Copyright 2001 Times Publishing Company

St. Petersburg Times

September 03, 2001, Monday

SECTION: NATIONAL; Pg. 3A

Social Security battle: What's the truth?

by SARA FRITZ

WASHINGTON - If anyone should understand the Social Security system, it is AOL Time Warner executive Richard Parsons and former Sen. Daniel Patrick Moynihan, the two men President Bush has entrusted with the task of developing a plan to reform the nation's retirement income program.

But there is one fundamental fact about Social Security on which these two men seem to disagree, and it is a disagreement that has been argued repeatedly over the years.

The question: Is there any money in the Social Security trust fund?

You see, even though the trust fund is holding more than $ 1-trillion in Treasury bonds, there is widespread doubt that the government will have sufficient funds to make good on the bonds when the Social Security Administration tries to redeem them in the distant future. Here is how Parsons and Moynihan juggled the subject at a recent news conference:

PARSONS: The major concern that I have here, and it keeps slipping below the radar, is that we have a system that currently represents about $ 1-trillion of unfunded, off-balance-sheet liability. There's no there there. There's a promise that somehow the government will do something to get the there, when it comes time to pay that money.

MOYNIHAN (interrupting): And the promise will be kept.

PARSONS: As far as we can see, the promise will be kept. But this is playing with dynamite, from a financial prudency point of view.

MOYNIHAN: The commission has made it clear that trust fund represents an obligation that the federal government will honor, as it has honored all of its obligations for the last two centuries. On the other hand, it is not an asset. . . . Yes we are going to have to find the assets to honor the commitments.

PARSONS: If I can just add to that because there is so much confusion around that issue. We've been accused - you see it in the newspaper that "the Social Security Commission says those assets aren't real.' We never said that. The issue is: Where's the cash going to come from? In 2016 and thereafter, people are still going to want checks, their Social Security checks and those checks are going to have to clear.
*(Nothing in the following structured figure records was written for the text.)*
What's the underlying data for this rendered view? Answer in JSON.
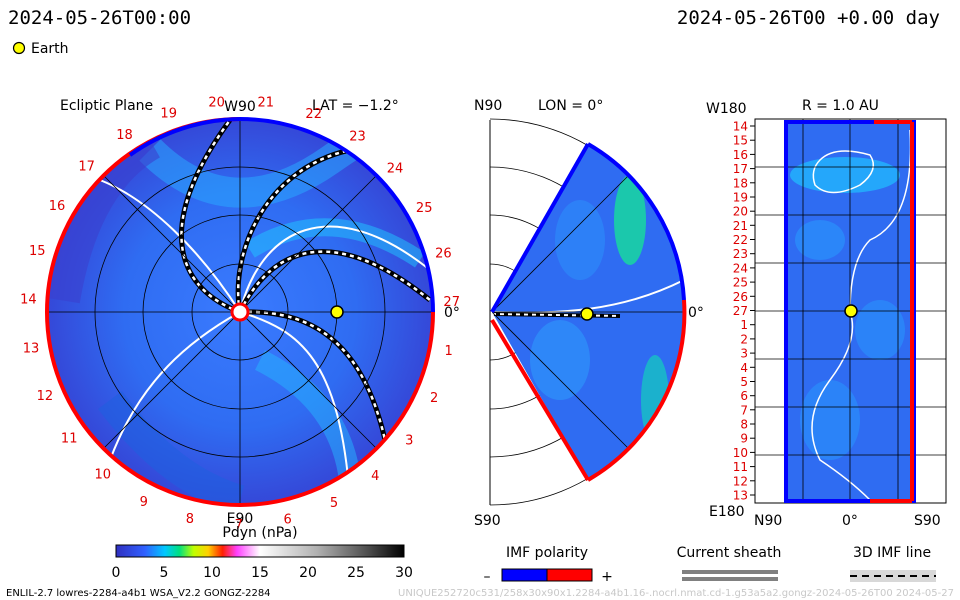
{
  "header": {
    "left_time": "2024-05-26T00:00",
    "right_time": "2024-05-26T00 +0.00 day",
    "legend_label": "Earth"
  },
  "ecliptic": {
    "title": "Ecliptic Plane",
    "top_label": "W90",
    "bottom_label": "E90",
    "right_label": "0°",
    "lat_label": "LAT = −1.2°",
    "rotation_numbers": [
      "1",
      "2",
      "3",
      "4",
      "5",
      "6",
      "7",
      "8",
      "9",
      "10",
      "11",
      "12",
      "13",
      "14",
      "15",
      "16",
      "17",
      "18",
      "19",
      "20",
      "21",
      "22",
      "23",
      "24",
      "25",
      "26",
      "27"
    ]
  },
  "meridional": {
    "top_label": "N90",
    "bottom_label": "S90",
    "right_label": "0°",
    "lon_label": "LON = 0°"
  },
  "radial": {
    "top_left_label": "W180",
    "bottom_left_label": "E180",
    "r_label": "R = 1.0 AU",
    "x_labels": [
      "N90",
      "0°",
      "S90"
    ],
    "y_labels": [
      "14",
      "15",
      "16",
      "17",
      "18",
      "19",
      "20",
      "21",
      "22",
      "23",
      "24",
      "25",
      "26",
      "27",
      "1",
      "2",
      "3",
      "4",
      "5",
      "6",
      "7",
      "8",
      "9",
      "10",
      "11",
      "12",
      "13"
    ]
  },
  "colorbar": {
    "title": "Pdyn (nPa)",
    "ticks": [
      "0",
      "5",
      "10",
      "15",
      "20",
      "25",
      "30"
    ],
    "range": [
      0,
      30
    ]
  },
  "legends": {
    "imf_title": "IMF polarity",
    "imf_minus": "–",
    "imf_plus": "+",
    "sheath_title": "Current sheath",
    "imf3d_title": "3D IMF line"
  },
  "footer": {
    "left": "ENLIL-2.7 lowres-2284-a4b1 WSA_V2.2 GONGZ-2284",
    "right": "UNIQUE252720c531/258x30x90x1.2284-a4b1.16-.nocrl.nmat.cd-1.g53a5a2.gongz-2024-05-26T00    2024-05-27"
  },
  "colors": {
    "earth": "#ffff00",
    "positive_polarity": "#ff0000",
    "negative_polarity": "#0000ff",
    "background_field": "#2f6fff",
    "label_red": "#dd0000"
  }
}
And the government system is going to have to have cash by then.

What happens when one arm of the government turns to the other arm of the government, and says "I now need for you to make good on this IOU?' That arm of the government has to go out and raise the money.

Moynihan's confidence in the government is based on history. As he sees it, the Treasury bonds held by the Social Security trust fund are backed by the full faith and credit of the United States government, which has always been good.

These Treasury bonds, he argues, are every bit as valuable at those purchased by private investors.

Parsons, meanwhile, argues that it is a different matter when the government borrows from itself than when it sells bonds to private investors. Private investors would list their Treasury bonds as an asset, while the government must consider it a debt.

At its core, this is a purely ideological dispute. Both sides are working with the same facts.

Most liberals share Moynihan's view because it means that Social Security is still as steady and reliable a social insurance program as it has been since it was created by President Franklin D. Roosevelt in the 1930s. Therefore, they conclude, there is no need to dramatically change the system.

Like Parsons, conservatives support the opposite view because it argues for a sweeping overhaul of the Social Security system, including the creation of individual private accounts. They see private accounts as a way of converting a public welfare program into a private investment plan.

As often happens in politics, especially when the facts are being distorted on both sides to support their favored outcome, neither side is telling the whole truth. The government can - and will - make good on the bonds in the Social Security trust fund, but not without raising taxes or cutting benefits.

Before the commission can agree on a new strategy, it must settle this debate. That would not only enable it to see the situation realistically, but it would also restore confidence in a system that many Americans believe is becoming worthless.

Likewise, Americans must recognize that liberals and conservatives are both deceiving us when they they talk about a Social Security "lockbox" to capture current revenues from FICA. No money would be held in the trust fund. A lockbox means the money will be used to pay down the debt; otherwise it will be spent on programs.

Either way, as Parson says, "there is no there there."